Is it an issue of cost?  Does the UK need a corrupt Ukrainian oligarch to step in and stump up the costs and in doing so improve their image whilst damaging our own?

I do appreciate that a six month Visa for a Ukrainian to the UK is UAH 1056, or in Sterling, about 85 quid.  A princely sum I’ll grant you.  After all, if 100 of these unfortunate children visited the UK for free, that would come to the value of a couple of  bottles of the better wine in the Ambassadorial residence in Kyiv - maybe even an average bottle in the FCO cellars back home!

Now I do not quibble of the cost of a good wine mind you.  Especially when entertaining people of import from foreign  nations.  Making the right impression matters and builds personal relationships that are essential.  And yet I wonder what impression the reintroduction of Visa fees for the living legacy of Chernobyl, namely this generation of affected children you now want to start charging for Visas,  also has.

I can only presume this is a matter of cost, although I do wonder just what percentage of cost to the UK it is, in relation to the Euro hundreds of millions that has been donated to complete the Chernobyl Sarcophagus Mk II.  How much did the UK put into that additional sum, on top of what has already been donated over the years?

I’d wager far more than waving a few Visa fees for those that suffer the on-going effects from that tragedy.

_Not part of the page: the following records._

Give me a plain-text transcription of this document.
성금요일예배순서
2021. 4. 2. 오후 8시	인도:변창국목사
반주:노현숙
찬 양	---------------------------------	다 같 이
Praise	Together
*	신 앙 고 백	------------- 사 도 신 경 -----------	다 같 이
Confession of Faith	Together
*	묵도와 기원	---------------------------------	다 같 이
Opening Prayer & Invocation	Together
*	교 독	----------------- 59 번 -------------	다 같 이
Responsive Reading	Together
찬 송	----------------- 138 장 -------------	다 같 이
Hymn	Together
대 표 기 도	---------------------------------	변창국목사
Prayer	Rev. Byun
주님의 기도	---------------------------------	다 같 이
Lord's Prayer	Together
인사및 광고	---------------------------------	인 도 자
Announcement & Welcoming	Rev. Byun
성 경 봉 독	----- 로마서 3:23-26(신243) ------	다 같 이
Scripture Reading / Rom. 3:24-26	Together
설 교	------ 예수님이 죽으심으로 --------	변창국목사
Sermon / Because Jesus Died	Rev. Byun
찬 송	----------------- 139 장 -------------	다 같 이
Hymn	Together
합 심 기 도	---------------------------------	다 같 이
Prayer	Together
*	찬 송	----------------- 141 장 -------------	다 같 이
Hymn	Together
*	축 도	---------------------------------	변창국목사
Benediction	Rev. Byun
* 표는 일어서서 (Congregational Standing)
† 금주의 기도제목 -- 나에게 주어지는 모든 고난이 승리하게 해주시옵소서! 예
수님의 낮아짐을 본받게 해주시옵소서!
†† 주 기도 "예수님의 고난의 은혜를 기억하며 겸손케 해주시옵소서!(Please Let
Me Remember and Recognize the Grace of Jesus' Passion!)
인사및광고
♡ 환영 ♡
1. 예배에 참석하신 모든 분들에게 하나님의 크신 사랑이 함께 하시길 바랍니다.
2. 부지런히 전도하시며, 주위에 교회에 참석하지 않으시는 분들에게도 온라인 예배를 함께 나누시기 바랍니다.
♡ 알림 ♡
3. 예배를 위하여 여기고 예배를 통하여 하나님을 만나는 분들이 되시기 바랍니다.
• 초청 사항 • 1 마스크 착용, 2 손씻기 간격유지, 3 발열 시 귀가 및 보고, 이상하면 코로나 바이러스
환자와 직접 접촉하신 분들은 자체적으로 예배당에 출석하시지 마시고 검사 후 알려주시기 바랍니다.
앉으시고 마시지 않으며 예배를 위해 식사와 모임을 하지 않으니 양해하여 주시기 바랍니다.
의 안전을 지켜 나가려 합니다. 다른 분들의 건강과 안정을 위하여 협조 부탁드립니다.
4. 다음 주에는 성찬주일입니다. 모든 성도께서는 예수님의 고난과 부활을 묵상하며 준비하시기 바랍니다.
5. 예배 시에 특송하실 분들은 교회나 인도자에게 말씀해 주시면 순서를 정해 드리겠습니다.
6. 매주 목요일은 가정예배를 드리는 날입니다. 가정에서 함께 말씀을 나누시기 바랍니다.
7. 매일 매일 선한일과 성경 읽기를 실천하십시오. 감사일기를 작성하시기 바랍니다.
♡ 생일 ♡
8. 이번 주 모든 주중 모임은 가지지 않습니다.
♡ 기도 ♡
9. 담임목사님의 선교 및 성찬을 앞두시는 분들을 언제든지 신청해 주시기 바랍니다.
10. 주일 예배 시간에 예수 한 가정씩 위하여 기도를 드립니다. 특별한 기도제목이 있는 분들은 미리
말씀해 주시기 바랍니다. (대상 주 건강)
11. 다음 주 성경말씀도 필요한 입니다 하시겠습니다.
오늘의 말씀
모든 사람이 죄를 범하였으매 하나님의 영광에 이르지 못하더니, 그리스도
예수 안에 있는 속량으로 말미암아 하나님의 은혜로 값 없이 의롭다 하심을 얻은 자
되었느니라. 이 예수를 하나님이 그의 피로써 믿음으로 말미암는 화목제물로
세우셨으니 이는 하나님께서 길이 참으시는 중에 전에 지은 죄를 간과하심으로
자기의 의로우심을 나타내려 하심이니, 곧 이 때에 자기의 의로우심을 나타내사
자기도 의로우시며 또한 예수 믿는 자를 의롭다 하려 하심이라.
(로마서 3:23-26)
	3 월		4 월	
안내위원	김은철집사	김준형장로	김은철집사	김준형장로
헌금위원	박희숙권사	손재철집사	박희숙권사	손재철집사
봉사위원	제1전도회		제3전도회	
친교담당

Maybe it isn’t about costs?  Possibly I have headed up the wrong path?

Could it be that the UK simply doesn’t want these children to visit anymore and the reintroduction of fees is a deliberate additional hurdle?

But no, that can’t be.  The UK’s consistently declared position over Ukraine is that it supports Visa-free travel for all Ukrainian citizens  within the EU and the people to people contact that brings.  In light of that support for abolishing Visas for Ukrainians with the EU, it would make no sense to add additional hurdles to such a small number of people, when championing the removal of Visas for all the people.

Well, maybe it can make sense.

After all, it is very easy to be a vocal supporter of such a policy if you know nations such as Germany are opposed and with kibosh any real chance of that happening in the near future.  The UK gains favour with Ukraine for the vocal support, even if actually against what it is supporting, safe in the knowledge others will continually stop it happening.

The added bonus is that supporting Ukrainian Visa-free with the EU doesn’t necessarily mean supporting Visa-free with the UK does it.  After all, the UK is not within the Schengen agreement.  The UK can sit back and see what happens before removing Visas for the UK.

Nevertheless, I am struggling to see a diplomatic, economic or political  reason for this change of policy that delivers anything positive for the UK, unless the additional savings equate to a better stocked wine cellar - by a bottle or two anyway - but it all adds up I suppose.

I can see the potential for a fair amount of negative public relations, possibly domestic in the UK and certainly regionally.

It seems strange to be continuing to acknowledge the on-going legacy of Chernobyl by throwing in a few million quid into the EU pot aimed at finally sealing the leaking reactor and yet to be quibbling over the cost of 6 month visitors Visas for a small number of sick children.

It would be bizarre to throw additional hurdles in the way of such children getting Visas when the UK official line is to support Ukrainian people to people contact via Visa-free with the EU - or has that long standing policy changed?

Maybe it is me that is muddleheaded.  Am I missing something obvious whereby this policy change is clearly in the interest of the UK?

This leaves me considering the possibility that this policy is the British “tat” for a Ukrainian diplomatic or political “tit” and whilst the “tat” may not be directly connected to the offending “tit” in this “tit-for-tat”, we all know that everything is connected even when it appears not to be.

Regardless, do feel free to enlighten me as this will be incredibly hard to justify when asked by the Ukrainians I live amongst - and I do always try to justify the actions of the UK positively where ever possible when asked, even if I don’t agree with them personally.